Editor’s Note: This is an op-ed from Santa Monica College trustee David Finkel regarding June 7’s violent shooting rampage that ended at SMC.
Those of us in the Santa Monica College family grieve for the victims of June 7’s violence that robbed many of their lives and shattered peace and security at Santa Monica College.
Such events have become so common throughout our nation, that it is not surprising that many just want a return to normality.
But what is normality?
Is it a society of peace and tranquility, or is it a society of chronic violence?
In Santa Monica alone, there have been two more killings since the savage slaughter at Santa Monica College, and a threat of killings at a local apartment.
We must try to grasp the significance of June 7’s tragedy, as well as the events that followed, and turn it into something positive.
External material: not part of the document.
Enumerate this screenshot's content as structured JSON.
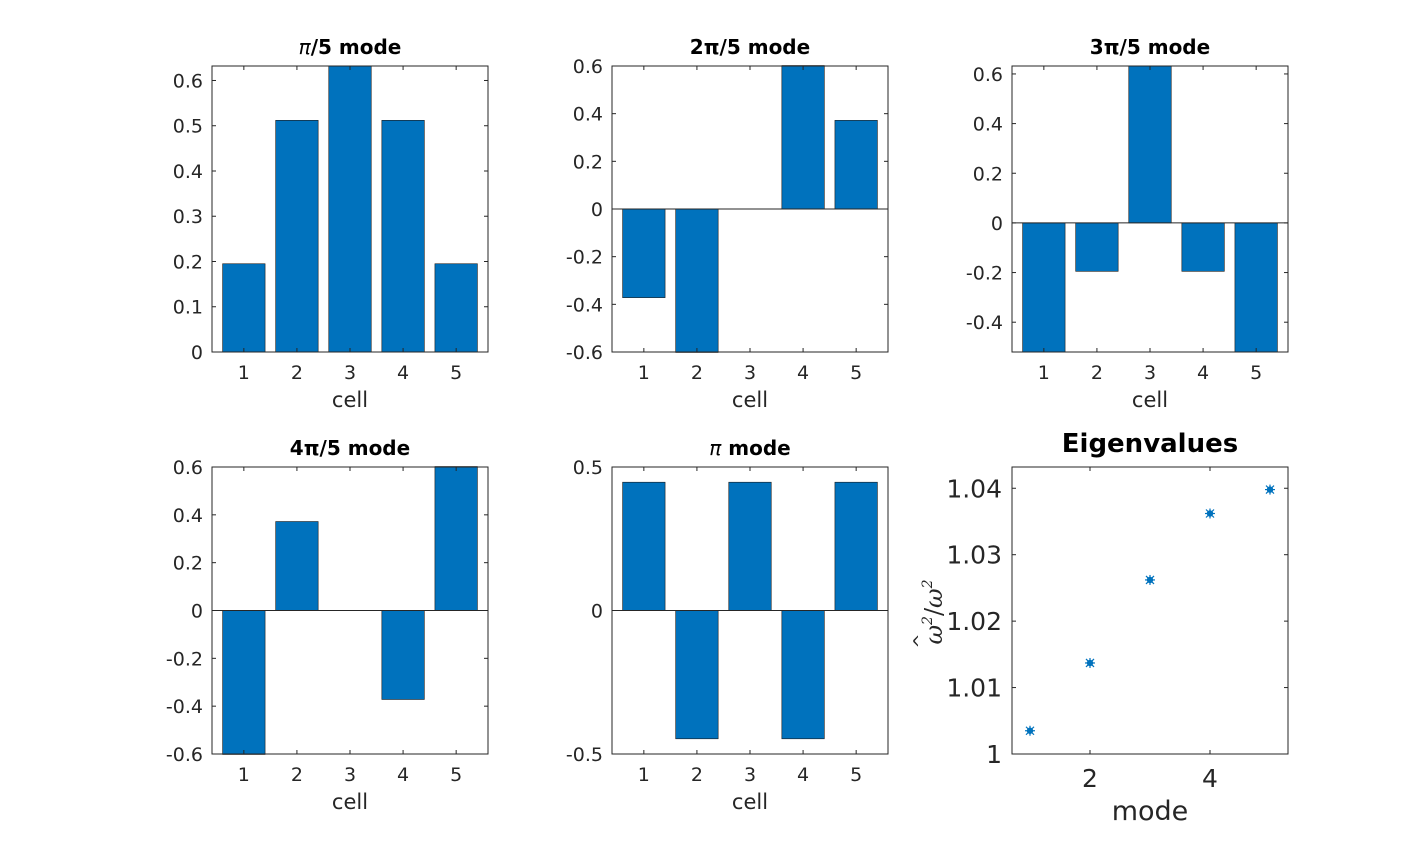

What is the most positive thing we can do?
Despite Congress’ failure to enact meaningful gun control legislation and policies to reduce the widening gap between wealth and poverty, we can recognize the poisonous cocktail of violence that has dominated the way in which we address problems, and vow to alter such actions.
Sick and mentally deranged people sometimes act out in violent ways.
Therefore, we must advocate for extended national mental health care.
But more important, we cannot disassociate the way in which too many segments of society address problems by engaging in violence.
We must see the connection between the ways in which individuals, groups and governments use violence to deal with festering social problems.
Examples of that are endless.
Above and beyond the many killings at schools, colleges and public places that have taken place in our nation in the recent past, racism, sexism, intolerance and homophobia still exists… even in Los Angeles, which is one of the more diverse communities in the nation.
At the expenses of human and economic capital governments have used violence as one of their central means of addressing disputes.
What has been missing is an emphasis on safety, mutual respect, mediation and tolerance of differences.
It is not an accident that our federal government does not have a permanent cabinet seat for a Secretary of Peace. It is not an accident that our nation has gone through many sagas of initiating warfare in the name of security and attempts to resolve disputes.
It is not an accident that historically, cultural and religious groups have engaged in violence as a means of addressing religious, ideological and territorial disputes.
It is not an accident that the civil rights movement in our nation was a desperate response to long term economic and social dominance by means of violence.
It is not an accident that our nation has interned or otherwise shunned groups of citizens out of fear because of their race or ethnicity. It is not an accident that our world has experienced more wars in the past 100 years than it has made moral progress.
So, what must we do to stop that longstanding pattern of physical and social violence as a means of addressing problems?
By example and word we must press for a safe society characterized by mutual respect and tolerance for differences… one which will promote safety and peace and foster a dynamic expansion of creativity and opportunity.
How can we do that?
We can start by recognizing that we are bound together by a common purpose: a desire to be free; to develop our minds and use our ingenuity and imagination in constructive ways.
We can look beyond our noses and socially and politically advocate for and demand the development of a society that insists on pursuing peaceful and nonviolent solutions to differences.
We can behave like global citizens.
We cannot do it alone.
We need the involvement of our entire nation and society. But we can start here in southern California.
Let us pledge today to join the ranks of people who want to build a life based on safety, peace, mutual respect, and nonviolent approaches to problem solving.
Mahatma Ghandi and Rev. Martin Luther King, Jr. taught the world how to do it, but we have lost our way again amidst a struggle for dominance and power (by some) and survival (by most).
Let us reject those who cannot or will not place peaceful solutions above power packed and violent ones.
We can all learn how to build a better world.
We can do that!
Slowly and incrementally, we can do that!
And in the process, we can save ourselves, our nation and the world by redirecting it away from violence and toward peace, mutual respect and tolerance.
That is the message that rings out to me in the aftermath of the violence at Santa Monica College.